Stripping Cousins on his spin move was the finale, but he swatted an Arron Afflalo corner triple in the fourth, smothered Ty Lawson at the rim twice for blocked shots to end the third and tortured Lawson again in the fourth for another steal that led to him following up a Jimmy Butler missed layup with a follow and foul.

"Just a read," said Wade on stripping Cousins. "We knew he was gonna go to DeMarcus at that point. Once we forced him left, I knew he had to come back to the right hand. And being in the right place at the right time, the ball was right there for me."

Wade played like a desperate and motivated man, putting up 30 with six rebounds and four assists on the second night of a back-to-back is proof positive he took Friday's loss to Atlanta personally and used his play to back up those feelings.

He took to twitter to apologize for the poor effort against the Hawks, producing his best all-around performance as a Bull.

"We've been good in desperate moments," Wade said. "We haven't been good in non-desperate moments, when we win three in a row or playing a team that we should beat. But (in) the desperate moments I like us."

He scored 13 in the fourth, along with the last of his four blocked shots and all three of his steals took place in the final 12.

"I thought he was terrific," Bulls coach Fred Hoiberg said. "He was aggressive all game long, taking the ball to the basket, getting to the line 15 times. He came up with two big plays."

Hoiberg threw out different lineups and rotations, playing Paul Zipser as a sixth man and having the second-round draft pick close the game. Zipser took advantage, hitting three triples and scoring 13 points.

"I thought it was night and day from last night," Hoiberg said. "Our energy was really good all night long. We got just enough stops to find a way to win."

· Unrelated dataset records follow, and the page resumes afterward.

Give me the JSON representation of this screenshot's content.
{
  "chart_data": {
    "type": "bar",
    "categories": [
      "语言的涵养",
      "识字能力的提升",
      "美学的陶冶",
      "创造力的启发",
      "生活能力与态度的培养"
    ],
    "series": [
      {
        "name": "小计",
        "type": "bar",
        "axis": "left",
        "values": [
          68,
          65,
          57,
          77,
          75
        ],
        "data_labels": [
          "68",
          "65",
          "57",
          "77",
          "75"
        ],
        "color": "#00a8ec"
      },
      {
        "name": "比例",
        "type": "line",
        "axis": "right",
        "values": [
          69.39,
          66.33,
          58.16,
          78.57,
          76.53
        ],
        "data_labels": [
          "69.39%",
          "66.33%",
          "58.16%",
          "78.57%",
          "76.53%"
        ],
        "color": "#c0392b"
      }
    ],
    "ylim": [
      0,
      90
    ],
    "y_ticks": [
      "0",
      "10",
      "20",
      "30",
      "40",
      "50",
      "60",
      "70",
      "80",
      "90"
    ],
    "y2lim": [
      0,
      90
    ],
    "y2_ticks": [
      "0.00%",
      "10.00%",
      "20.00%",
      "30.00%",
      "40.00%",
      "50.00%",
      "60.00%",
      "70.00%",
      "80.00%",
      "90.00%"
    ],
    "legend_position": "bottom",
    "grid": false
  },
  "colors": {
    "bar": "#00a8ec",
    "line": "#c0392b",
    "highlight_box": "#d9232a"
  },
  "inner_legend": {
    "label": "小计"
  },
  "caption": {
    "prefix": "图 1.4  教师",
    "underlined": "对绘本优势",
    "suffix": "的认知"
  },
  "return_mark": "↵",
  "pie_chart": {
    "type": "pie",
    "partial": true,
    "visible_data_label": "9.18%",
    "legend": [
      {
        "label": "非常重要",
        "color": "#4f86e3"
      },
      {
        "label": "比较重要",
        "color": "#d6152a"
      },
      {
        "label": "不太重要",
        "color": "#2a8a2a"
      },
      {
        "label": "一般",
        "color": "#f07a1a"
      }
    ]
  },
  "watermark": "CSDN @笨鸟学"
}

Cousins dominated the game with 42 and 14 rebounds in 35 minutes, the only Kings player in double figures all night.

"He was pretty much unguardable for the majority of the game, Taj did a solid job on him," Hoiberg said. "When Robin was on him, they put him on the perimeter and let him shoot threes. He's a monster."

Back-to-back triples from Cousins gave him 40 and tied the game at 97, as a third one rimmed out with a little under two minutes left.

Cousins dominated the start of the third quarter, hitting midrange jumpers over Lopez and taunting the Bulls bench after hitting a jumper to put the Kings ahead, 70-63 midway through the third.

But the Bulls stayed close, with Hoiberg choosing to sit Rajon Rondo for the second half after playing him six minutes in the second quarter, using Wade as a point guard and going with Carter-Williams for defense, along with Zipser, who didn't look scared of the moment.

"I like the wrinkle coach put in there, putting him in early," Wade said. "He gave him an opportunity and he helped us big time."

Butler scored 23 with seven assists and five rebounds in 39 minutes, didn't have to play the hero for once and made fun of Wade's apology tweet.

"He was due for a big night," Butler said. "He can tweet again if he can come out again and give us 30 and some big steals and big dunks."

"I think that's what called of him, to score baskets and guard. It's kinda sneaky. You never really expect it until it happens."

It looked like the worst was over when the Bulls made a short run to end the third, surviving the onslaught from Cousins — and surviving their own experimenting with Zipser instead of going with Denzel Valentine, switching things up altogether.

But the tone was set by the leaders, who can only manufacture but so much urgency on a nightly basis.

"I like this team when we're desperate," Wade said. "A desperate team, we're not bad."